The SMTP protocol is lock-step (except by use of the PIPELINING extension),
and for the most part, knowledge that a timeout happened will cause you to
know that a message was either delivered or it was not. However, there is
one state for which this is not true.

>>> DATA

<<< 354 Send data followed by <CRLF>.<CRLF>
>>> From: ....
>>> To: ...
>>> Subject: ...
>>> Other-headers: ....
>>>
>>> body text
>>> .


At this point, the receiving end must attempt to spool or deliver the
message.
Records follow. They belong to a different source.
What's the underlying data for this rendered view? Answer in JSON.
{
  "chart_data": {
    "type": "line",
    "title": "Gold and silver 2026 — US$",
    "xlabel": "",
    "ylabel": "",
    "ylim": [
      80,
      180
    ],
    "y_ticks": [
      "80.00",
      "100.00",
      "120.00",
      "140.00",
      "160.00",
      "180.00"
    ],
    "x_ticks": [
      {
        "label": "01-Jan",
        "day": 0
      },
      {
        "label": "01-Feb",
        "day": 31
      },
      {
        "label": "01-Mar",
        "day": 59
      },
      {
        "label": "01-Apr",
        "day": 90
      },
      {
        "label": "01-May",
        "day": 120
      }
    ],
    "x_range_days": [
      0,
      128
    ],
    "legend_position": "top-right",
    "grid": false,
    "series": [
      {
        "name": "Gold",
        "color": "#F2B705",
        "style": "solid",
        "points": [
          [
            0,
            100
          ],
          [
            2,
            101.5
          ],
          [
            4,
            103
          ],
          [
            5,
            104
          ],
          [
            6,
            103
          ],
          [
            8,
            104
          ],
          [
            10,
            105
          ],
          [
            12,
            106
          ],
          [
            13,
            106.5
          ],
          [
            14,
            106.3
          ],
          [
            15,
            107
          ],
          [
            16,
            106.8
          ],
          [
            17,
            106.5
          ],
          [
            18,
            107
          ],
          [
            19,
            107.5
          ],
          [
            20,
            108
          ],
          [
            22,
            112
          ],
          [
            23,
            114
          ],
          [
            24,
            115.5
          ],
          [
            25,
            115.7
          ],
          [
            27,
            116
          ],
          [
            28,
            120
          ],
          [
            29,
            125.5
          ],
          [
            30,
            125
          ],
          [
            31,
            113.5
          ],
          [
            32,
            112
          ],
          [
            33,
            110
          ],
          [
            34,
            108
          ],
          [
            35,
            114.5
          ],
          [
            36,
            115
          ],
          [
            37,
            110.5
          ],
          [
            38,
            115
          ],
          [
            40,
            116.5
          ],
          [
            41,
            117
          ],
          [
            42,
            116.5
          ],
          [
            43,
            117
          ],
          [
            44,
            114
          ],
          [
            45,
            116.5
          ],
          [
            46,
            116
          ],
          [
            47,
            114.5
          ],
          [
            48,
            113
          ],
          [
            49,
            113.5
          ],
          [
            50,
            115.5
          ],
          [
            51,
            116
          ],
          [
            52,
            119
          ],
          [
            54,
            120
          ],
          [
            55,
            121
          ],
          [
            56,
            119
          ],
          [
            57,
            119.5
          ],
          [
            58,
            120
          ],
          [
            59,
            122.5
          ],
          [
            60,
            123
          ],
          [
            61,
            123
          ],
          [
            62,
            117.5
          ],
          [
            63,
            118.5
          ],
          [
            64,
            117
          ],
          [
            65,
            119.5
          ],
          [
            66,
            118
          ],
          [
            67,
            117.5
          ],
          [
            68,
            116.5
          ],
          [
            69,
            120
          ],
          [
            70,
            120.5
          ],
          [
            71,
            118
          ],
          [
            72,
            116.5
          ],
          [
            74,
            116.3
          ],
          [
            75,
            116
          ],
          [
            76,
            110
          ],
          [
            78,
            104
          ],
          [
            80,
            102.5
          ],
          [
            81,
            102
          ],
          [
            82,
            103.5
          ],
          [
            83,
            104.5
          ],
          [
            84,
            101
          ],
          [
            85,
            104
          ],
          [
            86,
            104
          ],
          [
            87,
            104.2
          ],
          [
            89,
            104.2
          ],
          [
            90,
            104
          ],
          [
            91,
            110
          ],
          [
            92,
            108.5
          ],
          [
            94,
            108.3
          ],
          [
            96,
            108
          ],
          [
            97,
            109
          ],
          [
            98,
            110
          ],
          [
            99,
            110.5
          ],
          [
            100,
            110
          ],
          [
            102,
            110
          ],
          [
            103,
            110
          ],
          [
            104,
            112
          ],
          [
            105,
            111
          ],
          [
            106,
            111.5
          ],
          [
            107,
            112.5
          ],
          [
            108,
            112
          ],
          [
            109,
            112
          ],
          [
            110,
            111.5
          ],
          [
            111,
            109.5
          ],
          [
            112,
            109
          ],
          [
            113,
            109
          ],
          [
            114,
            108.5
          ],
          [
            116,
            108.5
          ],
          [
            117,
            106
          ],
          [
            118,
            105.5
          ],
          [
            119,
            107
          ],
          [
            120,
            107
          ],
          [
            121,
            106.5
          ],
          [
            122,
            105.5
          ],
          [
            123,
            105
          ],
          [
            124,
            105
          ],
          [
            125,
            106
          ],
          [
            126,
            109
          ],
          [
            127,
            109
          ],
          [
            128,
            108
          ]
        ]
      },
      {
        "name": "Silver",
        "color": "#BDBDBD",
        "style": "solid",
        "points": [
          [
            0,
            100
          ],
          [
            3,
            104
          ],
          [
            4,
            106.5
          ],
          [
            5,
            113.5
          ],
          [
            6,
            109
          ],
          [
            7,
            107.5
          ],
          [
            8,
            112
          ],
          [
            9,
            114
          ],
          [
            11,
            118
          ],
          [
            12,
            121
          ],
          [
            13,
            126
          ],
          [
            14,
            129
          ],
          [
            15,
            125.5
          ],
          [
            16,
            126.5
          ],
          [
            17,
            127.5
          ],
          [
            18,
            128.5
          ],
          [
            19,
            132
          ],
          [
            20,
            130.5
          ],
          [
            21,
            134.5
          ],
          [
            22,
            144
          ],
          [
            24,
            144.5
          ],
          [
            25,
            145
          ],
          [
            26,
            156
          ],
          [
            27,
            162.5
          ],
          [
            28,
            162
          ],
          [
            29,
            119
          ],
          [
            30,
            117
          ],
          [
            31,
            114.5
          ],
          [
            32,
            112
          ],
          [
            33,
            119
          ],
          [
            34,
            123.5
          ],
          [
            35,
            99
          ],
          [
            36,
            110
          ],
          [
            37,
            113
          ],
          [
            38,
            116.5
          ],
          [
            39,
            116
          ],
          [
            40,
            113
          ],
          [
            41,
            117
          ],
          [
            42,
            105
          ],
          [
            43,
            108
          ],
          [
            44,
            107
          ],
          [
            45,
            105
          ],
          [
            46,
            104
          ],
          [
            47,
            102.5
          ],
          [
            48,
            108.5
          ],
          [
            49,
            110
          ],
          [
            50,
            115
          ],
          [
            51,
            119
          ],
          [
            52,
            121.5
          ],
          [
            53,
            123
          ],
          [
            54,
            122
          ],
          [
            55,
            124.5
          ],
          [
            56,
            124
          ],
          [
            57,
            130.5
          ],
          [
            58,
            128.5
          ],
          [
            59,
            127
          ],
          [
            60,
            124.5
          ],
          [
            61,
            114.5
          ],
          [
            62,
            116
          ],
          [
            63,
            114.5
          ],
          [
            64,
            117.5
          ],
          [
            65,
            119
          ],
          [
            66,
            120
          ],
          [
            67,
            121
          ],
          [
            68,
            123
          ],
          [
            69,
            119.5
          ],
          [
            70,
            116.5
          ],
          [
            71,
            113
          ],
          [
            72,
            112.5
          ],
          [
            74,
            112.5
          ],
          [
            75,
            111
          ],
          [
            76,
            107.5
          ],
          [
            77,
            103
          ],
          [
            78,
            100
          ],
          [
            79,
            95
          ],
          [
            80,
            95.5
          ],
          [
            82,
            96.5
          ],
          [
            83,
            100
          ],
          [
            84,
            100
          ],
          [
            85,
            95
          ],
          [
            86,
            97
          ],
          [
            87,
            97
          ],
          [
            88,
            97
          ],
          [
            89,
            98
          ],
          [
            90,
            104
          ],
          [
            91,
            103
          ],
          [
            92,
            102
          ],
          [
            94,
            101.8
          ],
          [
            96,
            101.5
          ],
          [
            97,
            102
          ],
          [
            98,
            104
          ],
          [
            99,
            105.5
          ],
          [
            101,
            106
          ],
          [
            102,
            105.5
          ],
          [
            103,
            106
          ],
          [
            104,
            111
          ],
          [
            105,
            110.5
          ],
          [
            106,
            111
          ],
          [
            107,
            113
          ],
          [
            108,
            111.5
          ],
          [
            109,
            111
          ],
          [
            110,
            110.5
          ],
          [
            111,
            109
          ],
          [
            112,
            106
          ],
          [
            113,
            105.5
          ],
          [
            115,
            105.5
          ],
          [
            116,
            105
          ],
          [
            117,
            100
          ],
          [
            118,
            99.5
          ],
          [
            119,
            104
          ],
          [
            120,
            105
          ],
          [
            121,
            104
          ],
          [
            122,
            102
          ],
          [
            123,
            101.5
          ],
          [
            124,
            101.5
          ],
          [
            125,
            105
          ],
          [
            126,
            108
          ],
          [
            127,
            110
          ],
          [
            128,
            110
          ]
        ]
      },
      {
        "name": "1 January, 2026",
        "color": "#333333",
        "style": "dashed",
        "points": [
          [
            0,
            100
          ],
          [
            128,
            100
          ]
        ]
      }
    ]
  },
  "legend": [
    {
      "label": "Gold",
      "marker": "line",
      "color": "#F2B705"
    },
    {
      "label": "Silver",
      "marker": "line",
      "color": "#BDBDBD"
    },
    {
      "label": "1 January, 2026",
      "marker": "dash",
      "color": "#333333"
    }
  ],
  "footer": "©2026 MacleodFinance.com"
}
It will then return
<<< 250 Accepted id=...

If the sender times this out, the message may well have been delivered, but
the receiver never gets a chance to tell it, so the sender *has* to assume
that it hasn't.

I can't remember offhand which variable this is in Exim, but I find the
default timeouts to be sensible and not to cause this to happen in general.